Not long after Ken gave his life to Christ, Helen’s health deteriorated. She died in 2002, three years after she and Ken had committed to regularly attend church.
“I thought, what’s a simple way of starting up a conversation with someone that would make sharing the gospel easy?” – Ken Deck
Over the following years, Ken continued to deepen his commitment to sharing the gospel. Then, unexpectedly, seven years after Helen’s death, God brought another Christian woman into his life – Sally Anne. Sally Anne’s husband had also passed away, she didn’t have children and her family of origin lived overseas. “She was pretty lonely,” says Ken.

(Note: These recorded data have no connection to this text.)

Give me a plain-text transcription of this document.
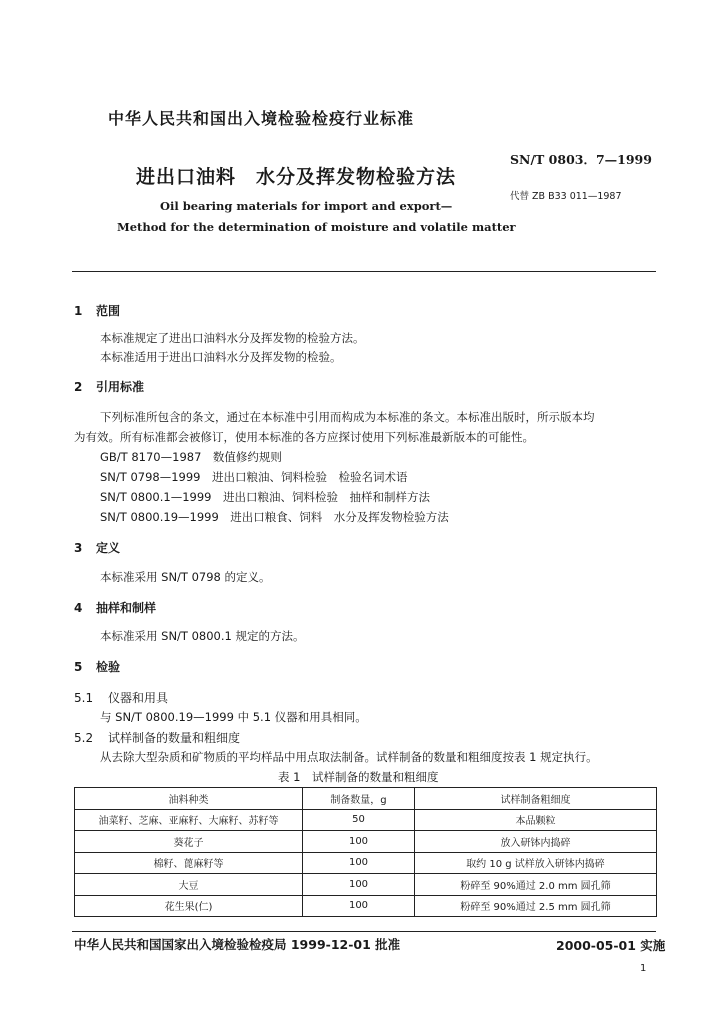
中华人民共和国出入境检验检疫行业标准
SN/T 0803．7—1999
进出口油料　水分及挥发物检验方法
代替 ZB B33 011—1987
Oil bearing materials for import and export—
Method for the determination of moisture and volatile matter
1 范围
本标准规定了进出口油料水分及挥发物的检验方法。
本标准适用于进出口油料水分及挥发物的检验。
2 引用标准
下列标准所包含的条文，通过在本标准中引用而构成为本标准的条文。本标准出版时，所示版本均
为有效。所有标准都会被修订，使用本标准的各方应探讨使用下列标准最新版本的可能性。
GB/T 8170—1987　数值修约规则
SN/T 0798—1999　进出口粮油、饲料检验　检验名词术语
SN/T 0800.1—1999　进出口粮油、饲料检验　抽样和制样方法
SN/T 0800.19—1999　进出口粮食、饲料　水分及挥发物检验方法
3 定义
本标准采用 SN/T 0798 的定义。
4 抽样和制样
本标准采用 SN/T 0800.1 规定的方法。
5 检验
5.1 仪器和用具
与 SN/T 0800.19—1999 中 5.1 仪器和用具相同。
5.2 试样制备的数量和粗细度
从去除大型杂质和矿物质的平均样品中用点取法制备。试样制备的数量和粗细度按表 1 规定执行。
表 1　试样制备的数量和粗细度
油料种类	制备数量，g	试样制备粗细度
油菜籽、芝麻、亚麻籽、大麻籽、苏籽等	50	本品颗粒
葵花子	100	放入研钵内捣碎
棉籽、蓖麻籽等	100	取约 10 g 试样放入研钵内捣碎
大豆	100	粉碎至 90%通过 2.0 mm 圆孔筛
花生果(仁)	100	粉碎至 90%通过 2.5 mm 圆孔筛
中华人民共和国国家出入境检验检疫局 1999-12-01 批准	2000-05-01 实施
1
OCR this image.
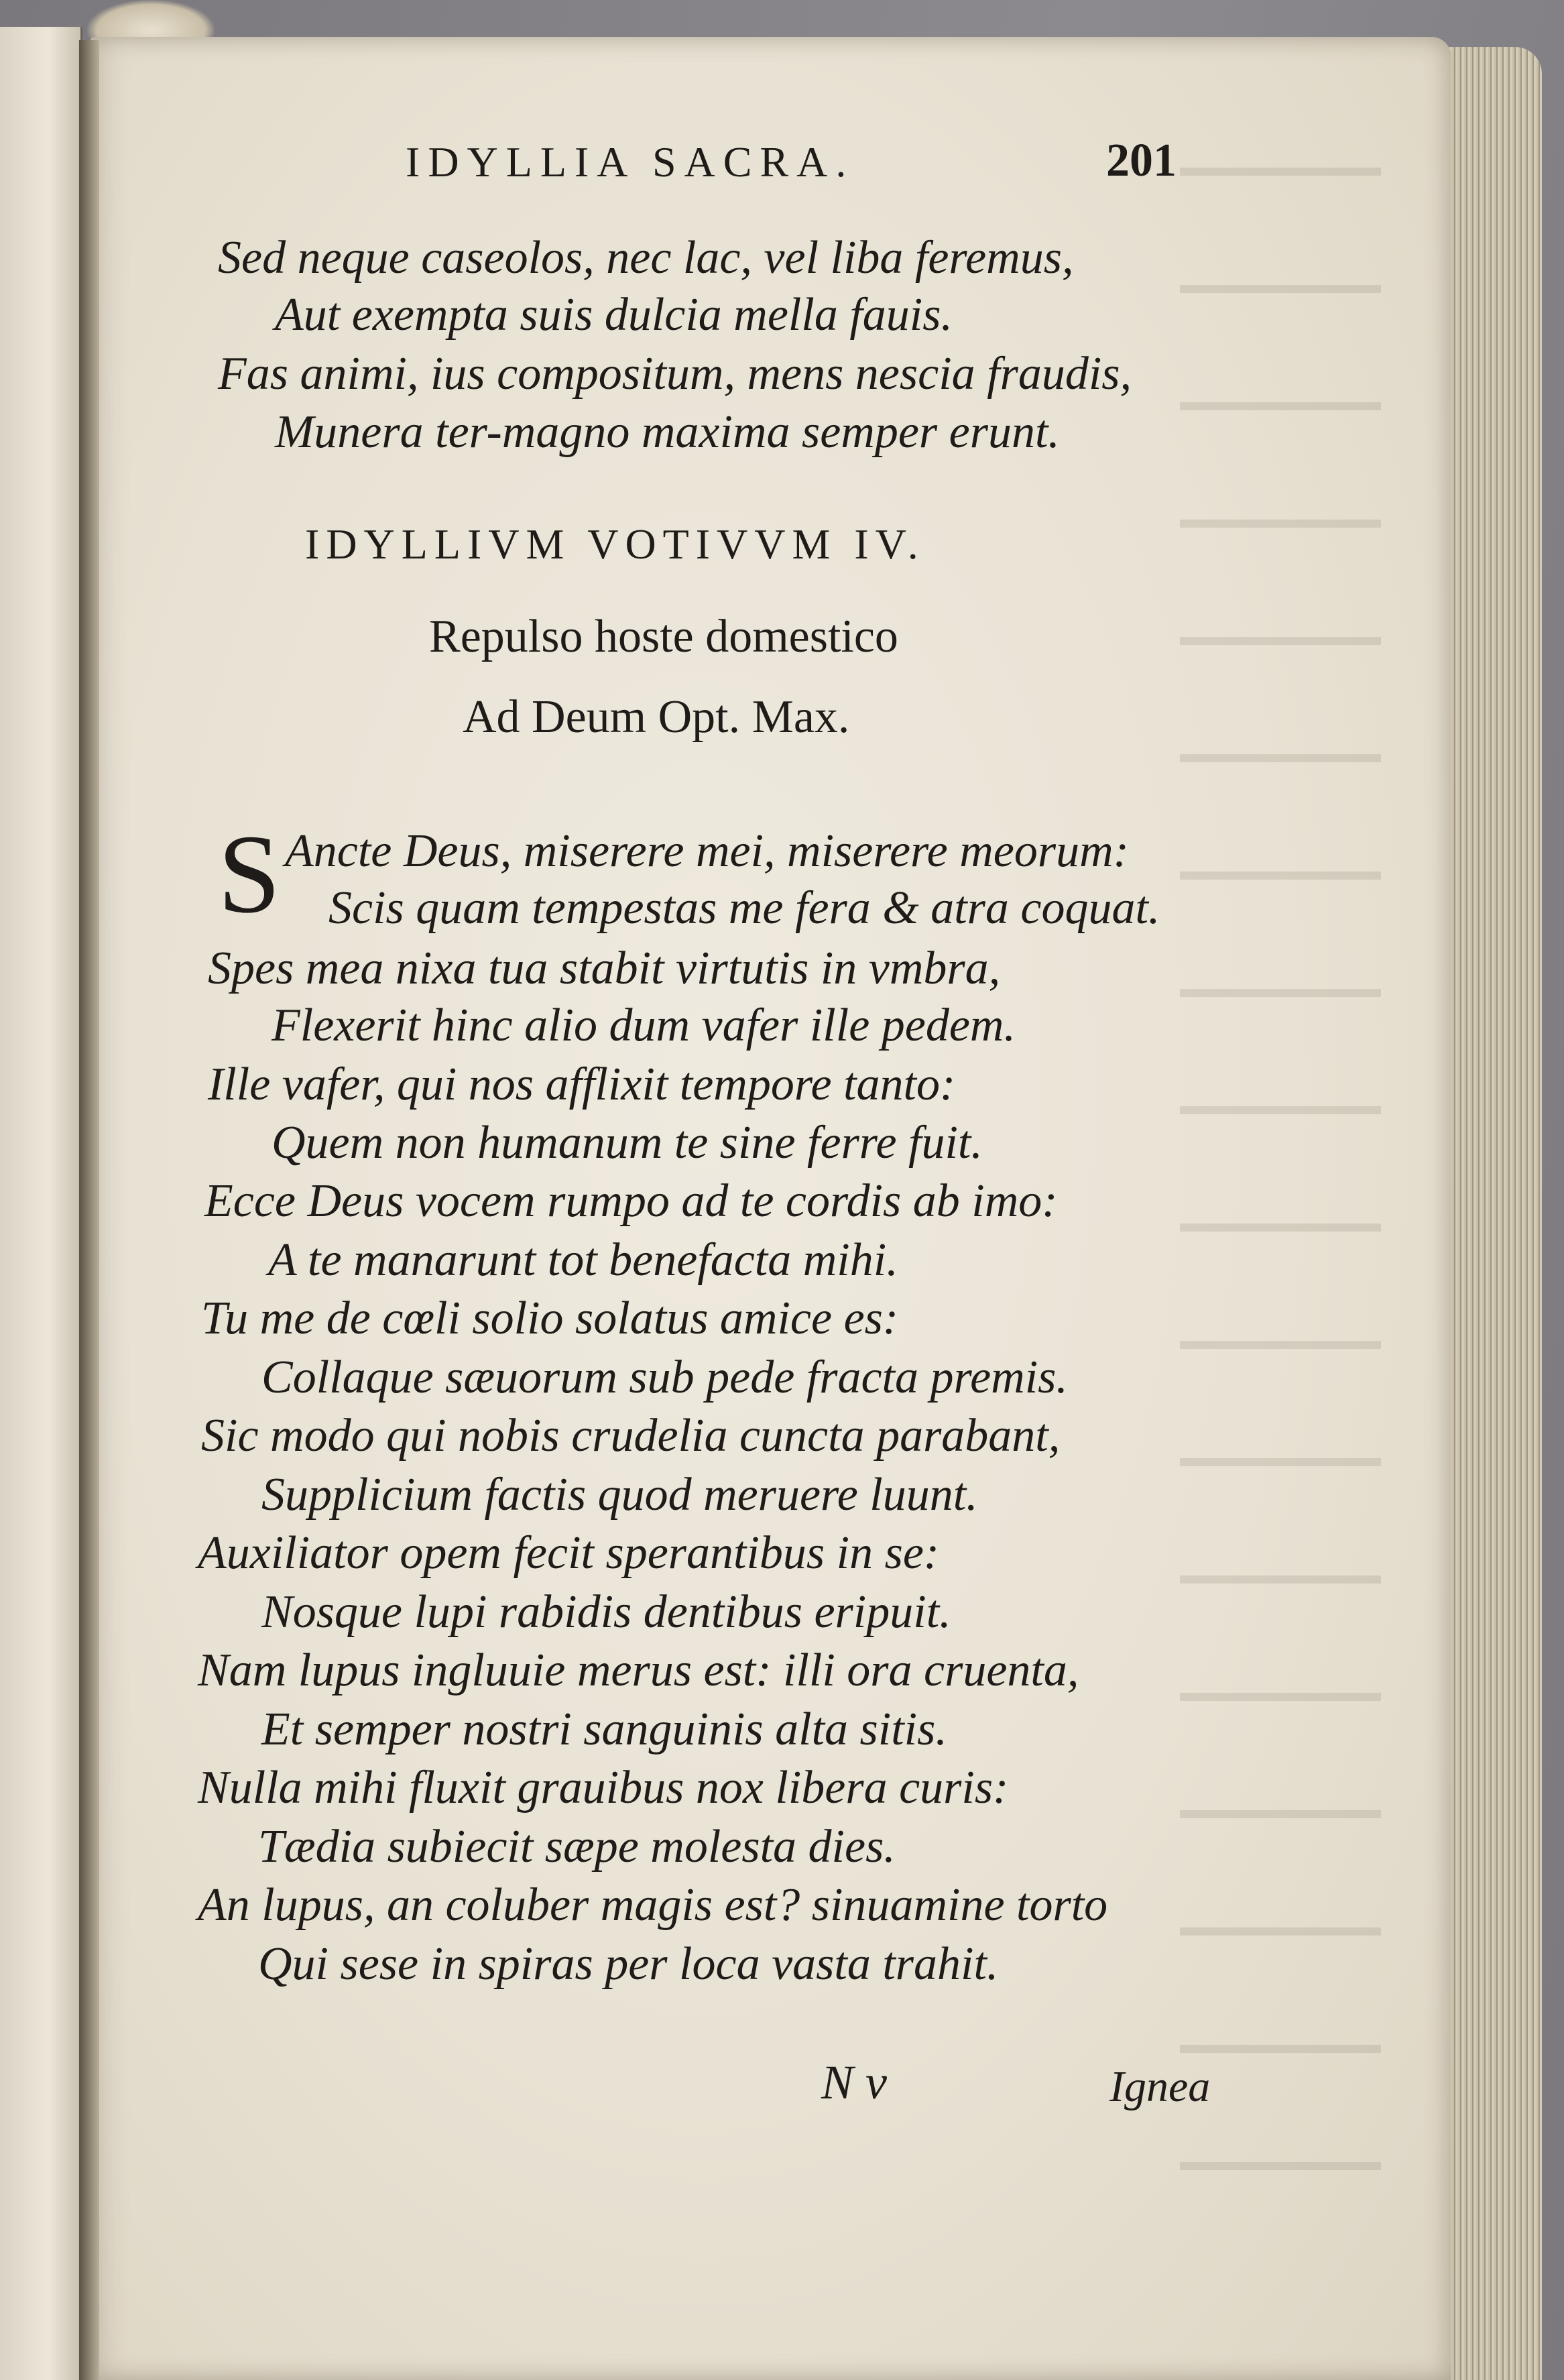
IDYLLIA SACRA.	201
Sed neque caseolos, nec lac, vel liba feremus,
Aut exempta suis dulcia mella fauis.
Fas animi, ius compositum, mens nescia fraudis,
Munera ter-magno maxima semper erunt.
IDYLLIVM VOTIVVM IV.
Repulso hoste domestico
Ad Deum Opt. Max.
S Ancte Deus, miserere mei, miserere meorum:
Scis quam tempestas me fera & atra coquat.
Spes mea nixa tua stabit virtutis in vmbra,
Flexerit hinc alio dum vafer ille pedem.
Ille vafer, qui nos afflixit tempore tanto:
Quem non humanum te sine ferre fuit.
Ecce Deus vocem rumpo ad te cordis ab imo:
A te manarunt tot benefacta mihi.
Tu me de cœli solio solatus amice es:
Collaque sæuorum sub pede fracta premis.
Sic modo qui nobis crudelia cuncta parabant,
Supplicium factis quod meruere luunt.
Auxiliator opem fecit sperantibus in se:
Nosque lupi rabidis dentibus eripuit.
Nam lupus ingluuie merus est: illi ora cruenta,
Et semper nostri sanguinis alta sitis.
Nulla mihi fluxit grauibus nox libera curis:
Tædia subiecit sæpe molesta dies.
An lupus, an coluber magis est? sinuamine torto
Qui sese in spiras per loca vasta trahit.
N v	Ignea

While Sally Anne attended a different church (from where she also served as a Scripture teacher), mutual friends arranged for them to meet.
“We met at a function and love blossomed. But we agreed that while we both had a love for each other, our love for Jesus was stronger,” says Ken.
Ken and Sally Anne married 13 years ago, in 2009. Ken describes their marriage as “a fantastic journey” in which the pair have been equally committed to prayer.
They lead a weekly prayer group at their local church. And for the past ten years, Ken has been praying for revival with a men’s prayer group. The group – made up of men from numerous churches on Sydney’s Upper North Shore – meets in their home every fortnight.
Alongside these groups, Ken says during his “personal time with the Lord”, he has spent a lot of time thinking about “how we can get revival right across Australia”.
“I thought, what’s a simple way of starting up a conversation with someone that would make sharing the gospel easy?” he explains.
“And then I thought, I can make a nice little badge.”
“We are all called to share the good news.” – Ken Deck
In designing the badge, Ken drew upon the “salvation bracelet” often used as a church craft activity – where each different coloured bead represents a part of the “salvation story”.
He had a few different badge samples made before settling on a design.
“The first time I wore it, I had two ladies comment on it on separate occasions. One said, ‘Oh, what a cute little badge. What is it?’ And I was able to share the gospel. And another one said, ‘That’s a beautiful badge,'” Ken reflects.
“So after those comments, and the fact that it certainly made it easy to share the gospel message, I decided to get a lot made.”
Most days now, both Sally Anne and Ken wear a badge. He lists more recent incidents where the badge has sparked conversations and the chance to share the gospel.
“Every time you do it, it’s becoming more and more natural. It’s something that prompts the opportunity to share the good news,” Ken enthuses.
To make the job easier for badge-wearers, Ken has designed a small accompanying leaflet that explains how each colour in the badge relates to the salvation journey and offers wearers a few next steps if their hearer wants to make a commitment to Christ.
“It’s just not something nice to wear. One has got to be compassionate about those in need, and understand the benefits of sharing the gospel with people,” says Ken earnestly.
When asked why he is so passionate about this venture, Ken replies: “We’re not all called to be crusaders. We’re not all called to be evangelists, but we are all called to share the good news. It’s our calling from the Bible.”
And he’s quietly confident that this little badge could lead to big things for God’s kingdom – perhaps even revival.
“I can see it taking off – it might take years, but I’m confident of getting 100,000 printed over the next couple of years,” he says, adding, “I can’t take any kudos for it. It was all God’s work because he led me.”